Praticamente in tutti i brani ci sono archi e fiati. Che ruolo ha l’orchestra nel disco?
Quello che mi interessa dell’orchestra è la dinamica, il fatto che passando da un momento sussurrato ad uno pieno puoi suscitare o sottolineare una emozione.
A proposito di Oriente, alcune cose mi riportano alle atmosfere di uno dei tuoi dischi che amo di più, Leave Your Sleep: ti torna?
Sì. Perché in quel caso c’erano musicisti provenienti da diverse parti del mondo, compresi musicisti klezmer. Avevo voluto realizzare attraverso le canzoni una sorta di viaggio mentale nei diversi luoghi da dove proveniva la formazione musicale degli artisti che avevano lavorato con me. Si trattava di un progetto per l’infanzia, sui bambini e dedicato ai bambini, in cui musicavo poesie di vari autori tutte inerenti al tema.
A proposito di collaborazioni con musicisti non anglo-americani, di progetti riguardanti l’infanzia e anche di resa in musica di un patrimonio poetico, mi interessa molto il tuo progetto in programma per il 2024, che ha dentro tutte queste componenti e riguarda in particolare l’Italia.
Ho trascorso in Italia praticamente tutto il mese di ottobre. Sto anche imparando a parlare e cantare in italiano. Sto collaborando con una band milanese di musicisti folk che si chiama Domo Migrantes, cioè persone che emigrano dal proprio paese.
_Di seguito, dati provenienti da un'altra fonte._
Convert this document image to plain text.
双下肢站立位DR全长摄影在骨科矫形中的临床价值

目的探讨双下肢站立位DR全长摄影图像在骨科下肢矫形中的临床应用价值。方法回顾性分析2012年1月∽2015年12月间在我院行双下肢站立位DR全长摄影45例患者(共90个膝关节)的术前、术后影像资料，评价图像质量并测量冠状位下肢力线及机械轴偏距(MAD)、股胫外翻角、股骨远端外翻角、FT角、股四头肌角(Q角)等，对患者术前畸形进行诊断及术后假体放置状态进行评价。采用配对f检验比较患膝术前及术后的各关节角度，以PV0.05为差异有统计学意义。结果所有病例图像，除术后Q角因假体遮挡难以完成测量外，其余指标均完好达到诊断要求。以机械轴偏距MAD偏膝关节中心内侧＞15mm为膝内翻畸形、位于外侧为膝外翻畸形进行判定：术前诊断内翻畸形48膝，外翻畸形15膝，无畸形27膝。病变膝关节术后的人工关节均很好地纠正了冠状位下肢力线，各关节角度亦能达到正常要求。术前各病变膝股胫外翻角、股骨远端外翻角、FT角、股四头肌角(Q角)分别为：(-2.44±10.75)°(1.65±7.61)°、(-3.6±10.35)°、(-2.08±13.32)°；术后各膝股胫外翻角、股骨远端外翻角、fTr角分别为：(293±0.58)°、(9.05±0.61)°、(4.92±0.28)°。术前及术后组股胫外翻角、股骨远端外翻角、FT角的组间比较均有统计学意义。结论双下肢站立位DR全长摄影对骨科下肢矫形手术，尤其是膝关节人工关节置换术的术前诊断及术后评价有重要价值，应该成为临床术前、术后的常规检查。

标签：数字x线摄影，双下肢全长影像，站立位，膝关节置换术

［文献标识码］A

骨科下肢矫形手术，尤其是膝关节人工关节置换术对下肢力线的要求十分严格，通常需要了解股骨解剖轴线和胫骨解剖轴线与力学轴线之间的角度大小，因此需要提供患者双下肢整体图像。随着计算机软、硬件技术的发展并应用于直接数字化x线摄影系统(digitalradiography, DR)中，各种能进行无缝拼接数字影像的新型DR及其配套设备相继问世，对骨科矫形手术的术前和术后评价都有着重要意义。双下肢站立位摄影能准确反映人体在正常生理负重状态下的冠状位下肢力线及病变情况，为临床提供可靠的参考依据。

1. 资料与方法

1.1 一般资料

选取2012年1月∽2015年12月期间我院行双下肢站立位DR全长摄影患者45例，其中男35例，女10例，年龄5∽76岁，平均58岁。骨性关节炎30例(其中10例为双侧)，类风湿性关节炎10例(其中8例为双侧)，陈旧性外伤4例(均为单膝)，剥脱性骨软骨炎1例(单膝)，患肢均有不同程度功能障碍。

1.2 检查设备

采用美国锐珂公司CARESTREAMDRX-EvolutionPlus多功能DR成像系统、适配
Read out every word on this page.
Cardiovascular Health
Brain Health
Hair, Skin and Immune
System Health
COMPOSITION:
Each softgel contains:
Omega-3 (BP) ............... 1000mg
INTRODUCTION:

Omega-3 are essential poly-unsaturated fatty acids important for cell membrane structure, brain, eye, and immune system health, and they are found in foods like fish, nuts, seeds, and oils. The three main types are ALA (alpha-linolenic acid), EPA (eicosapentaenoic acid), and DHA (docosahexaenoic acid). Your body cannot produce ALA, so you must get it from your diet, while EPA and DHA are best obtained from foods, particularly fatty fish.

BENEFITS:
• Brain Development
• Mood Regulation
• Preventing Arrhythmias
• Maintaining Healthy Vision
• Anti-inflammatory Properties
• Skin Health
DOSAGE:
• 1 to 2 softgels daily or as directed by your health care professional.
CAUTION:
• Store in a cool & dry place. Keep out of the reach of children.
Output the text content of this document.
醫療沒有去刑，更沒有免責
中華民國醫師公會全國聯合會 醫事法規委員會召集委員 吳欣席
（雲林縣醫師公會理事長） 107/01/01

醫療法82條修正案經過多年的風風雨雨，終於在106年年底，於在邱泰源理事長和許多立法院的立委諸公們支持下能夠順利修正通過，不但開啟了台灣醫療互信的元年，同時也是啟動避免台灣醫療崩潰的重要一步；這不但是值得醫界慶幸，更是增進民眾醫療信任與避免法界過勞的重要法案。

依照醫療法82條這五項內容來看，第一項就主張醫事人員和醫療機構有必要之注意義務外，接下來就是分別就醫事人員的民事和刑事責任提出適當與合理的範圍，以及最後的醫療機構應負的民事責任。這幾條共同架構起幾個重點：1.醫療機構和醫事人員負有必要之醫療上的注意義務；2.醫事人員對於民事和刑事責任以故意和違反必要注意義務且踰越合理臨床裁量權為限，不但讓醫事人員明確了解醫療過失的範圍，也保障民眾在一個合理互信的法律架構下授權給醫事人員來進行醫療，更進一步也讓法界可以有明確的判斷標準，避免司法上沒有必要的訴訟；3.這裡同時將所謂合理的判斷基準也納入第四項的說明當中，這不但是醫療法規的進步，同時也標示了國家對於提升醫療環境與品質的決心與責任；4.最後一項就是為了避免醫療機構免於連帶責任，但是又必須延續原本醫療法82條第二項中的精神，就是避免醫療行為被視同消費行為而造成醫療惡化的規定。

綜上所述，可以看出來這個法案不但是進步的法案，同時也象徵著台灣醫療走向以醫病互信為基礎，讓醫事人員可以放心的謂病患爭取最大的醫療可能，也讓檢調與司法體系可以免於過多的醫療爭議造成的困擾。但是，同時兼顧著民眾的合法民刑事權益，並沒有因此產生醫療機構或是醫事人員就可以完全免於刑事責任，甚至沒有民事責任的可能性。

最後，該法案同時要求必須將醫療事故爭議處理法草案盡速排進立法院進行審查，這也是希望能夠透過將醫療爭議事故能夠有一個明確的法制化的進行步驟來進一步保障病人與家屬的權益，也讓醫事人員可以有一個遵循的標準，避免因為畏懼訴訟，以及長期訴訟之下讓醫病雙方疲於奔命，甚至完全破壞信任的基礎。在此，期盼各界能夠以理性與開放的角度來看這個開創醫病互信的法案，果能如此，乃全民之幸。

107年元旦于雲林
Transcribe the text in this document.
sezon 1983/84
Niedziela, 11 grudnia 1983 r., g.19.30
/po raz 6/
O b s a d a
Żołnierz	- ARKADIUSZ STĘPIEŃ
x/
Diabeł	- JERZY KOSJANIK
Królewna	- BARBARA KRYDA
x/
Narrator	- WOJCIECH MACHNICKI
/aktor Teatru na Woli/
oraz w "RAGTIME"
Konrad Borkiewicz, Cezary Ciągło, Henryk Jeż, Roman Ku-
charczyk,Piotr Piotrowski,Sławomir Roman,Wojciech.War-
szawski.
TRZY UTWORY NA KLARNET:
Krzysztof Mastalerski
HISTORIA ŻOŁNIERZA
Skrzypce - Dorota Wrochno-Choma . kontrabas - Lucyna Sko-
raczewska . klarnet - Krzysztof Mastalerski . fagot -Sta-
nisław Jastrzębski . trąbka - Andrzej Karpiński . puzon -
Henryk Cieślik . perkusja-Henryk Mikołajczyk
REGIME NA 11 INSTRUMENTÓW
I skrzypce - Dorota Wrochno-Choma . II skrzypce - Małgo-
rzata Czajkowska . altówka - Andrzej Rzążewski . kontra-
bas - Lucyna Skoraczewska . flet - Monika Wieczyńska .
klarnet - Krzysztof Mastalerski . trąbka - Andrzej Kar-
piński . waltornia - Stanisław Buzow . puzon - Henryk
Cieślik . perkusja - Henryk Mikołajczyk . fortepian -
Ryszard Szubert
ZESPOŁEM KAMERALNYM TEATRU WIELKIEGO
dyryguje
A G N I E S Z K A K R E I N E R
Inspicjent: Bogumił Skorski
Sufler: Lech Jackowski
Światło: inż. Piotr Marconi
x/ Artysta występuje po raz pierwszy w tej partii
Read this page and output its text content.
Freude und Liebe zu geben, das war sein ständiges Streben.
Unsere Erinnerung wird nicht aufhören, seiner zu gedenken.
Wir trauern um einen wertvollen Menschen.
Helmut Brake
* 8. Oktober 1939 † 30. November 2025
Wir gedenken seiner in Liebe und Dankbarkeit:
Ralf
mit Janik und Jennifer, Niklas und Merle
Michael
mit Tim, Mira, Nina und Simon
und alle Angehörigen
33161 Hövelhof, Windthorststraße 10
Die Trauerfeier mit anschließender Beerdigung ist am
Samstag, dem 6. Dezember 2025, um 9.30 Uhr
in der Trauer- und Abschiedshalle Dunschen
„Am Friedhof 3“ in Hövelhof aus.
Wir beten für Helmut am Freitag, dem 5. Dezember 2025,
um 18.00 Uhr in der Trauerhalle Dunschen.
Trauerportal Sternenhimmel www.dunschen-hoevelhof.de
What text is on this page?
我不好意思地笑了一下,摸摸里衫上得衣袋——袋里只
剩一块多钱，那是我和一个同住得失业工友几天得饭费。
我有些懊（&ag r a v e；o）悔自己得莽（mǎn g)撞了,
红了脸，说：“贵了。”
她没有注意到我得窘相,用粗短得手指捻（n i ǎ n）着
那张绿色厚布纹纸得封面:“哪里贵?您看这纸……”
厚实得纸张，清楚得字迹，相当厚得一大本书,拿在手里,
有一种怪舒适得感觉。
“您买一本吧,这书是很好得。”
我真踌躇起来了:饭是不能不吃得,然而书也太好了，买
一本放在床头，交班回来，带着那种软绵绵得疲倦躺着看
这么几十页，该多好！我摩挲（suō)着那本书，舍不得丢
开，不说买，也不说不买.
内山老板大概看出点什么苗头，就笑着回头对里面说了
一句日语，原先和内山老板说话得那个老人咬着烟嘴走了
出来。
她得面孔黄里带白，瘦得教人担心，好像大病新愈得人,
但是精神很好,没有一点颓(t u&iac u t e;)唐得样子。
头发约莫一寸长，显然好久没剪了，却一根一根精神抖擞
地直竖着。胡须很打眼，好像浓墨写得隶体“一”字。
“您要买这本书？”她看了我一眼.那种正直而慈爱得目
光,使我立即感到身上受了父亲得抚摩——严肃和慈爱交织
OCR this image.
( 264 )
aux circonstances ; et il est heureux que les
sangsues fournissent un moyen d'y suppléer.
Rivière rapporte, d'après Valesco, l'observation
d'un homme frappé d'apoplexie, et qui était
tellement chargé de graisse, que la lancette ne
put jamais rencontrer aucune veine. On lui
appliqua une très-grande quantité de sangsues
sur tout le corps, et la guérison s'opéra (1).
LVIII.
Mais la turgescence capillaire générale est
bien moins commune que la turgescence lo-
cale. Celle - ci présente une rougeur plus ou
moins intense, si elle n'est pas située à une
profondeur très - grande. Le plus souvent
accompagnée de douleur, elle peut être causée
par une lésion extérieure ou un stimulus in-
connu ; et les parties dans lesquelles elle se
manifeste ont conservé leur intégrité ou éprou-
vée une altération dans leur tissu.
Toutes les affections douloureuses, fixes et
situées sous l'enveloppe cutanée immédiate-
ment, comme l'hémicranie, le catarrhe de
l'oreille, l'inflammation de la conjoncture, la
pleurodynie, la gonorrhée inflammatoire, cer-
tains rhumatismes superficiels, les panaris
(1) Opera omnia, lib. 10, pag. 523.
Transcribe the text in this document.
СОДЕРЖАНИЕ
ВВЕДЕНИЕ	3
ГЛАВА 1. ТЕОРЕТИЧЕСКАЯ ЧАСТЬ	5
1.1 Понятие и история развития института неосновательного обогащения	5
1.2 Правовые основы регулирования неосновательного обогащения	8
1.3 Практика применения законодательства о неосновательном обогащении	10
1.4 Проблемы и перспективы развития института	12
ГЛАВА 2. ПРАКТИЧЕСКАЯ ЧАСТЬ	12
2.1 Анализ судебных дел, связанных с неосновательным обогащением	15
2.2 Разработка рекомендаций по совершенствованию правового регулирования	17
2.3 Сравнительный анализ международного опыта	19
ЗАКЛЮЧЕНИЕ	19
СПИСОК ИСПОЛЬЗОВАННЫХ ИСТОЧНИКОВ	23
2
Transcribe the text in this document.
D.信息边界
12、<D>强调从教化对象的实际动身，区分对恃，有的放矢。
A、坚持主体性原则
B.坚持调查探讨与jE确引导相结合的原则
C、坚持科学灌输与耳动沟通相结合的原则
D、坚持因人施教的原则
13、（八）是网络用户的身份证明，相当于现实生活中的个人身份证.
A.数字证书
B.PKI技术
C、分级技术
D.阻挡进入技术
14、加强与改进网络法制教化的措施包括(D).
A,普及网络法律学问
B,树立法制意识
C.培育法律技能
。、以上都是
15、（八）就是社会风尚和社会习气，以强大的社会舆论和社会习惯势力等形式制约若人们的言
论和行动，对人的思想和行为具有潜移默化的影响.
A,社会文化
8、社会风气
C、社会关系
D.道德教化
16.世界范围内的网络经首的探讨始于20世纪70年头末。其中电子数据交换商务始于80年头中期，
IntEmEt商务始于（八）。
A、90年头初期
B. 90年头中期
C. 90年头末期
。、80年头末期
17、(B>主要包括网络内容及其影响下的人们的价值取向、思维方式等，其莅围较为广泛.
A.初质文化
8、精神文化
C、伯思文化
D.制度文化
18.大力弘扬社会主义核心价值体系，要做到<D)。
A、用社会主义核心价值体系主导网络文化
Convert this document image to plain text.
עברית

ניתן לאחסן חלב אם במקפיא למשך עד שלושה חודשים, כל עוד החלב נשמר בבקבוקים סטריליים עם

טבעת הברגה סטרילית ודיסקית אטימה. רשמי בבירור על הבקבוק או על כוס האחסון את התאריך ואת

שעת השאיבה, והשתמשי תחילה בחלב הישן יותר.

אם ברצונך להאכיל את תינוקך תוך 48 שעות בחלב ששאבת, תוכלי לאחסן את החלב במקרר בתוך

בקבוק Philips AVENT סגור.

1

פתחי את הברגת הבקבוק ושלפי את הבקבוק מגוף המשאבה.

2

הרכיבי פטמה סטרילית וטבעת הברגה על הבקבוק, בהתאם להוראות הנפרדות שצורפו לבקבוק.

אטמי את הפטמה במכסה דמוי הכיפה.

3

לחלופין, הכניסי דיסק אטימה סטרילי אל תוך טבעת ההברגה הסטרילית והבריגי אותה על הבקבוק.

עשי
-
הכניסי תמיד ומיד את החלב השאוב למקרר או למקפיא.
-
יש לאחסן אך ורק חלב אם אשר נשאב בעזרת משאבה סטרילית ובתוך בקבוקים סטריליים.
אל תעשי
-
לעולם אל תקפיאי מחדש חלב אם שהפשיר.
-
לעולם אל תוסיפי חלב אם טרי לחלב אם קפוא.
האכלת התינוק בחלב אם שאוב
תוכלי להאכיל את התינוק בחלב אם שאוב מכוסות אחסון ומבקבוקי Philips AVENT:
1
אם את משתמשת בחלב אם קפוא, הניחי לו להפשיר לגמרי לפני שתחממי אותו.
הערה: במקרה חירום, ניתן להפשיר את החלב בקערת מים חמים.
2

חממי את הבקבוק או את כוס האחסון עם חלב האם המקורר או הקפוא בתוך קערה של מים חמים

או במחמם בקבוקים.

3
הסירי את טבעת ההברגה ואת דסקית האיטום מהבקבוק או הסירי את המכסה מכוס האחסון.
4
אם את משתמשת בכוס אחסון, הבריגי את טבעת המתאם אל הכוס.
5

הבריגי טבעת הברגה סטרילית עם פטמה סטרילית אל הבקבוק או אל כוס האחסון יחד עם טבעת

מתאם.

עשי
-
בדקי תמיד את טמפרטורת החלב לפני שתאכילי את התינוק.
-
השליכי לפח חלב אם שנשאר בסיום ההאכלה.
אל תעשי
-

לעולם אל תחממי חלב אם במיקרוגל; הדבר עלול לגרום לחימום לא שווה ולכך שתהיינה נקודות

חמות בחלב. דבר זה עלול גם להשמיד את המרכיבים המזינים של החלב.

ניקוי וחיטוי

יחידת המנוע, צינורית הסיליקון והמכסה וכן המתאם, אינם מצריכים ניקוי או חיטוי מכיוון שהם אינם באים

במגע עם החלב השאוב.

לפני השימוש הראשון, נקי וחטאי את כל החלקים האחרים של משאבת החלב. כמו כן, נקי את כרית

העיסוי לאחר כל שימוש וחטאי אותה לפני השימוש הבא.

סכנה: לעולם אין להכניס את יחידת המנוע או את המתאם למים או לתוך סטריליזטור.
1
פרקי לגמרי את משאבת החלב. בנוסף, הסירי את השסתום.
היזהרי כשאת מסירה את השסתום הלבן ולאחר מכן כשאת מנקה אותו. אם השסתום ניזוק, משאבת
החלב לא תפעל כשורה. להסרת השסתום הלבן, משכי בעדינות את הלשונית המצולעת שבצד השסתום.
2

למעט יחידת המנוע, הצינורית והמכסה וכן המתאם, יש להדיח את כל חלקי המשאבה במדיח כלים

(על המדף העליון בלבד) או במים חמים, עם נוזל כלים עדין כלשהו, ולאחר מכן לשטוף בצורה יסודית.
Stiamo mettendo in musica i versi di Lina Schwarz, una poetessa italiana di origine ebrea che dovette lasciare l’Italia a causa delle persecuzioni e poté tornarvi solo dopo la fine della guerra. Non tutti in Italia la conoscono, ma le sue poesie per bambini sono bellissime.
Ascolti anche musica italiana?
Certo!
Per esempio?
Per esempio Lucio Battisti e Lucio Corsi.
L’intervista si conclude con una performance improvvisata, intonando La Collina dei ciliegi e Cosa faremo da Grandi?. La voce di Natalie rende moltissimo quando canta in italiano.